H. B. 4418

(By Delegates Williams, Stemple, Collins,
Beach, Michael and Proudfoot)

[Passed March 14, 1998; in effect ninety days from passage.]

AN ACT to amend and reenact section fifty-four, article two, chapter twenty of the code of West Virginia, one thousand nine hundred thirty-one, as amended, relating to license for privately-owned commercial shooting preserves; permits an additional month of hunting; requires operators to furnish numbered tags; and removes the exemption of nonresidents purchasing required state hunting licenses.

Be it enacted by the Legislature of West Virginia:
That section fifty-four, article two, chapter twenty of the code of West Virginia, one thousand nine hundred thirty-one, as amended, be amended and reenacted to read as follows:

§20-2-54. License for privately-owned commercial shooting preserves.

(1) The director may issue a license for privately-owned commercial shooting preserves to any person who meets the following requirements:
(a) Each commercial shooting preserve shall contain a minimum of three hundred acres in one tract of leased or owned land (including water area, if any) and shall be restricted to no more than three thousand contiguous acres (including water area, if any), except that preserves confined to the releasing of ducks only shall be authorized to operate with a minimum of fifty contiguous acres (including water area); and
(b) The exterior boundaries of each commercial shooting preserve shall be clearly defined and posted with signs erected around the extremity at intervals of one hundred fifty yards or less.
(2) The director shall designate the game which may be hunted under this section on which a more liberal season may be allowed.
(3) The operating licenses or permits issued by the director shall entitle holders thereof, and their guests or customers, to recover not more than eighty percent of the total number of each species of game bird released on the premises each year, except mallard, black duck, ringnecked pheasant, chukar partridge and other nonnative game species upon which a one hundred percent recovery may be allowed.
(4) Except for the required compliance with the restriction on the maximum number of released birds that may be recovered from each preserve each year, as provided in subsections (3) and (8) of this section, shooting preserve operators may establish their own shooting limitations and restrictions on the age, sex and number of birds that may be taken by each person.
(5) In order to give a reasonable opportunity for a fair return on a sizeable investment, a liberal season shall be designated by the director during the nine-month period, beginning the first day of August and ending the thirtieth day of April.
(6) All harvested game shall be tagged with a numbered tag prior to being either consumed on the premises or removed therefrom, such tags to remain affixed until the game actually is delivered to the point of consumption.
(7) Each shooting preserve operator shall maintain a registration book listing all names, addresses and hunting license numbers of all shooters; the date on which they hunted; the amount of game and the species taken; and the tag numbers affixed to each carcass.
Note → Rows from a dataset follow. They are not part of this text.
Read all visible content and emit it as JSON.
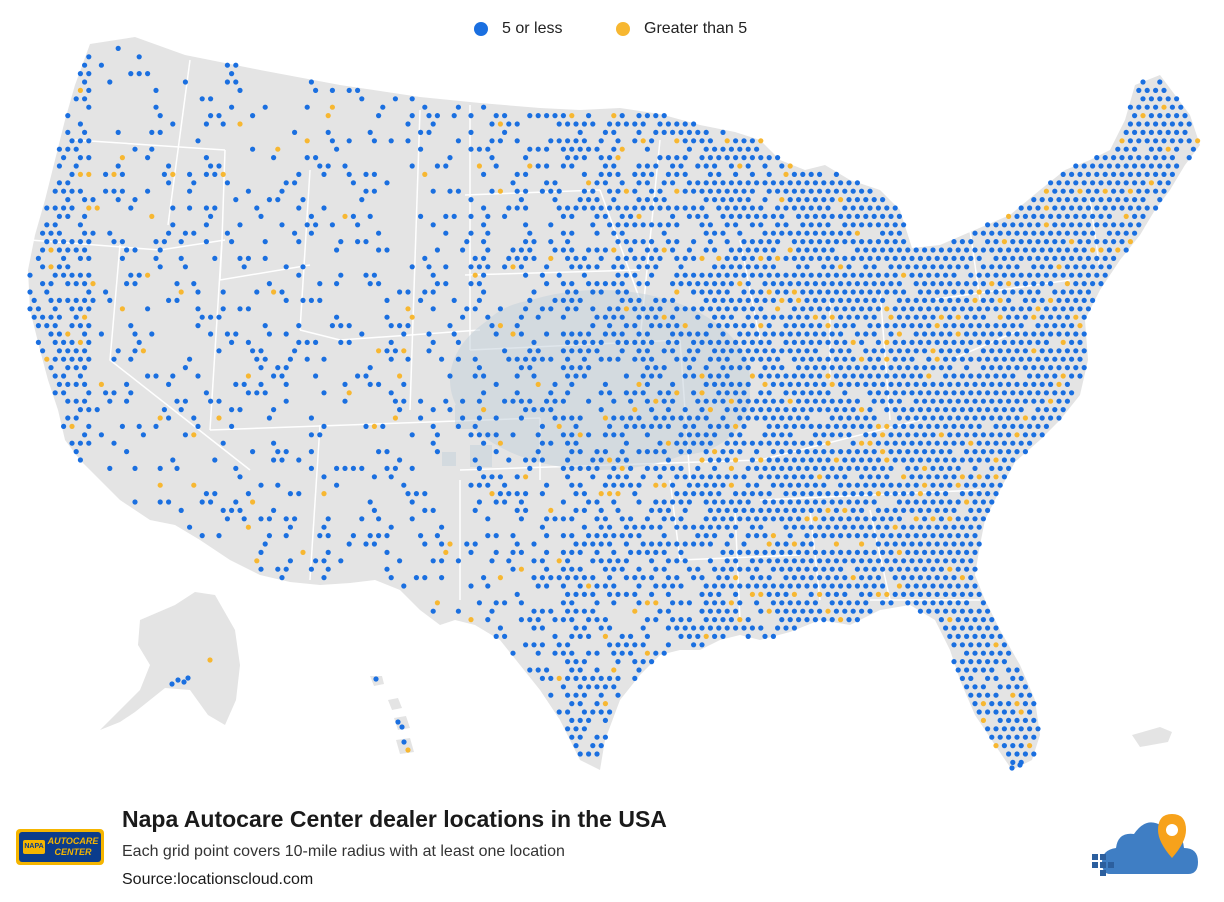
{
  "legend": {
    "small_label": "5 or less",
    "large_label": "Greater than 5"
  },
  "colors": {
    "small_dot": "#1a6fe0",
    "large_dot": "#f7b731",
    "land": "#e4e4e4",
    "border": "#ffffff",
    "watermark": "#c6d2dc"
  },
  "footer": {
    "title": "Napa Autocare Center dealer locations in the USA",
    "subtitle": "Each grid point covers 10-mile radius with at least one location",
    "source": "Source:locationscloud.com"
  },
  "logos": {
    "napa_badge": "NAPA",
    "napa_text_1": "AUTOCARE",
    "napa_text_2": "CENTER"
  }
}
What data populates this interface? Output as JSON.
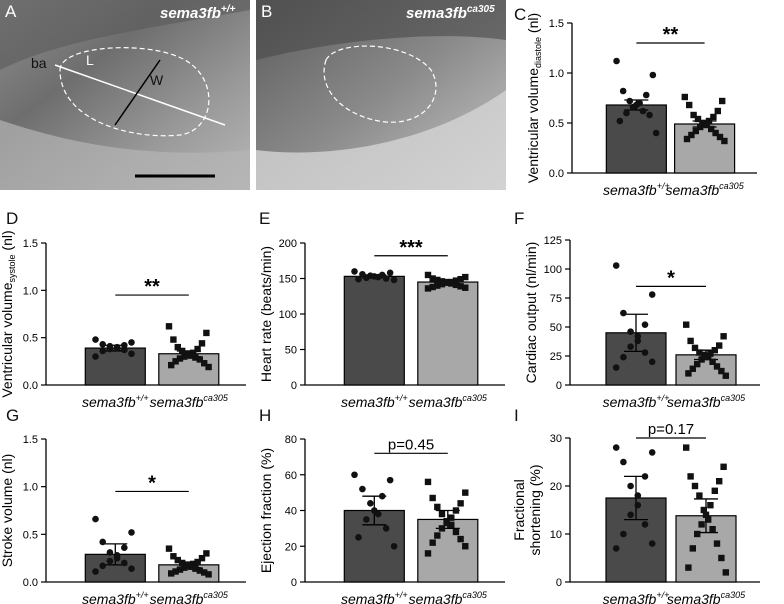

An accurate record likewise must be maintained of the total number, by species, of game birds and ducks raised and/or purchased, and the date and number of all species released. These records shall be open to inspection by a delegated representative of the director at any reasonable time, and shall be the basis upon which the game recovery limits in subsection (3) of this section shall be determined.
(8) Any wild game found on commercial shooting preserves may be harvested in accordance with applicable game and hunting laws pertaining to open seasons, bag and possession limits, and so forth, as are established regularly by the director and the United States fish and wildlife service.
(9) State hunting licenses shall be required of all persons hunting or shooting on shooting preserves.
(10) The fee for such commercial shooting preserve license shall be fifty dollars per fiscal year for the first three hundred acres of the shooting preserve area, plus twenty-five dollars per fiscal year for each additional three hundred acres or part thereof.